Teacher Burnout

When you were at school, did you ever see a teacher cry?

If you did, I am certain you remember it well. Teachers can appear monolithic, distant figures in our memory – we blithely talk about this good teacher, this bad teacher, this teacher who hated me, but those moments when the cracks show can be deeply affecting. We all know teachers, we all spend most of our childhoods in their care, but it can be rare that we slow down and think of them as fully human people, preoccupied as we are with the stresses of childhood. Seeing our authority figures broken and out of control changes our relationship with them profoundly, and can affect the way we deal with our own struggles later in life.

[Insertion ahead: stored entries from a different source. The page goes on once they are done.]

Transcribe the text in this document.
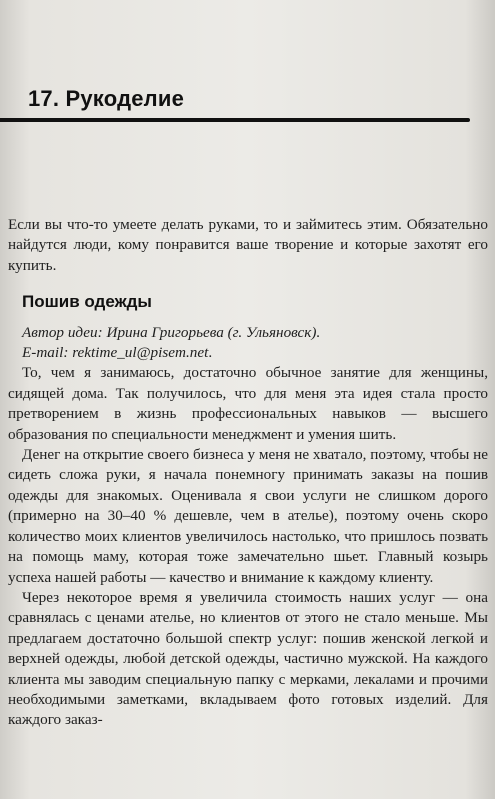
17. Рукоделие

Если вы что-то умеете делать руками, то и займитесь этим. Обязательно найдутся люди, кому понравится ваше творение и которые захотят его купить.

Пошив одежды

Автор идеи: Ирина Григорьева (г. Ульяновск).

E-mail: rektime_ul@pisem.net.

То, чем я занимаюсь, достаточно обычное занятие для женщины, сидящей дома. Так получилось, что для меня эта идея стала просто претворением в жизнь профессиональных навыков — высшего образования по специальности менеджмент и умения шить.

Денег на открытие своего бизнеса у меня не хватало, поэтому, чтобы не сидеть сложа руки, я начала понемногу принимать заказы на пошив одежды для знакомых. Оценивала я свои услуги не слишком дорого (примерно на 30–40 % дешевле, чем в ателье), поэтому очень скоро количество моих клиентов увеличилось настолько, что пришлось позвать на помощь маму, которая тоже замечательно шьет. Главный козырь успеха нашей работы — качество и внимание к каждому клиенту.

Через некоторое время я увеличила стоимость наших услуг — она сравнялась с ценами ателье, но клиентов от этого не стало меньше. Мы предлагаем достаточно большой спектр услуг: пошив женской легкой и верхней одежды, любой детской одежды, частично мужской. На каждого клиента мы заводим специальную папку с мерками, лекалами и прочими необходимыми заметками, вкладываем фото готовых изделий. Для каждого заказ-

I never expected to be that teacher. None of us do. I think of myself as someone who is emotionally honest, but teachers have to be different in the classroom. You are a professional. You are in charge. You are, in the words of sympathetic friends and family, ‘so brave to be doing that’. When you fall behind, you turn up for work at seven o’clock to catch up; when you’re stressed you go and gossip with the drama department to relieve tension; when you feel overwhelmed, you go to the store cupboard and practice deep breathing. After all, kids can smell fear. And they don’t forget. Nobody wants to be that teacher. It only needs to happen once.

Teachers, especially young teachers, live our lives under this pressure. It doesn’t matter how good we are, the workload is an onslaught, and much of it consists of the ineffective drudgery of marking. I recall the time I consoled a friend from my training year who had nine sets of books to mark over their Christmas holidays. That comes to roughly 270 books to mark (certain subject teachers can end up teaching a quarter of all pupils), and if we allow for their school’s recommended ten minutes per book deep-marking, that equals an expectation of forty-five hours of work to complete over the holiday.

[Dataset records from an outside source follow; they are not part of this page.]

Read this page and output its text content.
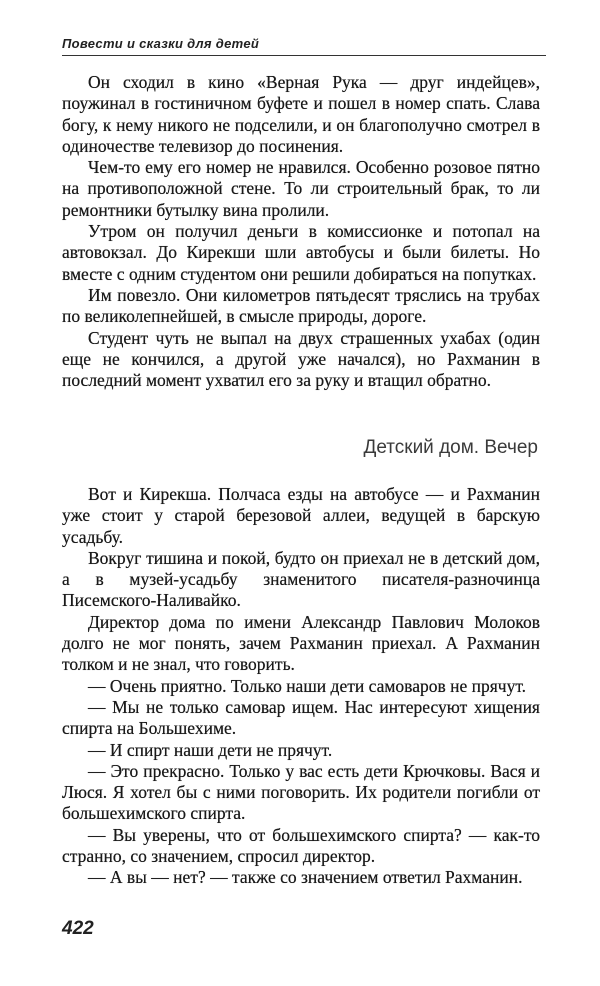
Повести и сказки для детей

Он сходил в кино «Верная Рука — друг индейцев», поужинал в гостиничном буфете и пошел в номер спать. Слава богу, к нему никого не подселили, и он благополучно смотрел в одиночестве телевизор до посинения.

Чем-то ему его номер не нравился. Особенно розовое пятно на противоположной стене. То ли строительный брак, то ли ремонтники бутылку вина пролили.

Утром он получил деньги в комиссионке и потопал на автовокзал. До Кирекши шли автобусы и были билеты. Но вместе с одним студентом они решили добираться на попутках.

Им повезло. Они километров пятьдесят тряслись на трубах по великолепнейшей, в смысле природы, дороге.

Студент чуть не выпал на двух страшенных ухабах (один еще не кончился, а другой уже начался), но Рахманин в последний момент ухватил его за руку и втащил обратно.

Детский дом. Вечер

Вот и Кирекша. Полчаса езды на автобусе — и Рахманин уже стоит у старой березовой аллеи, ведущей в барскую усадьбу.

Вокруг тишина и покой, будто он приехал не в детский дом, а в музей-усадьбу знаменитого писателя-разночинца Писемского-Наливайко.

Директор дома по имени Александр Павлович Молоков долго не мог понять, зачем Рахманин приехал. А Рахманин толком и не знал, что говорить.

— Очень приятно. Только наши дети самоваров не прячут.

— Мы не только самовар ищем. Нас интересуют хищения спирта на Большехиме.

— И спирт наши дети не прячут.

— Это прекрасно. Только у вас есть дети Крючковы. Вася и Люся. Я хотел бы с ними поговорить. Их родители погибли от большехимского спирта.

— Вы уверены, что от большехимского спирта? — как-то странно, со значением, спросил директор.

— А вы — нет? — также со значением ответил Рахманин.

422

This is just the tip of the iceberg as far as teacher workload is concerned, and it is not difficult to imagine why more than eight in ten respondents to NASUWT’s Big Survey 2017 point to workload as their primary cause of stress. Despite teaching’s persistent image of ‘long holidays and clocking off at three’, the 2017/18 Labour Force Survey found it to be one of the three professions with the highest levels of stress and depression. Further, National Foundation of Education Research findings suggest that, even factoring in teachers’ long holiday periods, the average teacher works a forty-five hour week – longer even than nurses and police officers.

Despite this, Westminster offers little to assuage the issue. Education is the front line in the fight for social justice, and for many is the first point of contact with the government. And yet, there is no serious discussion of how to resolve the problem of teachers’ workload.

Education is at best a peripheral concern for those running for the Conservative party leadership, and as in every other arena of British political discourse, Brexit swallows all else. We at least can rest easy knowing that the next prime minister will toss schools some pocket change while they gut the comprehensive system. Theresa May seems most eager to feign concern for teachers, as she announces plans for mental health awareness courses in schools, in a frankly laughable attempt to have her legacy associated with something that isn’t Brexit. While money for mental health training is good, any teacher will tell you that school staff are suffering just as profoundly as students when it comes to depression, anxiety and stress. And the fundamental problem persists: nobody in charge is talking about how to protect teachers.

Young teachers are leaving the profession in droves. What else is there for us to do? While we push ourselves to the limits of mental and emotional resilience in service of children, there is no sign from our leaders that any sort of end might be in sight. Still the work must be done, and if we fail to meet expectations we are placed on ‘support plans’ and called into meetings to be told the virtues of doing your marking on a Sunday morning, and how close we came to letting the kids down. All the while we must avoid cracking in front of the kids. Like I said, it only needs to happen once.

But for me it didn’t stop there. I suffered my first burnout at the age of 22 in front of a class I could not control. It was my third observed lesson in less than a fortnight. The next came about a year later in the form of an anxiety attack about my year 11’s mock grades. The third was much the same, in front of a class of year 7 students, as a manager came in to check their books for evidence of marking. In the last instance, I was removed from the lesson, unable to teach, and was back in the classroom for another group 20 minutes later. I remember it being entirely voluntary, because the only thing worse than having to get on with the work was to be seen letting the kids down.

I was not a bad teacher, not until the work left me dead on my feet, but by the end of my tenure I was utterly paralysed with guilt and exhaustion. While work piled up, I would remain hunched over my desk, unable to carry on.

We need real change in the teaching profession, in a way that few politicians seem to understand. Much has been made of the recruitment and retention crisis, but so little has been done to resolve the issues with workload that are at its root. I want to return to the job I love, the job I dreamed of doing since I was a student myself. Without serious and lasting change, I do not think I can.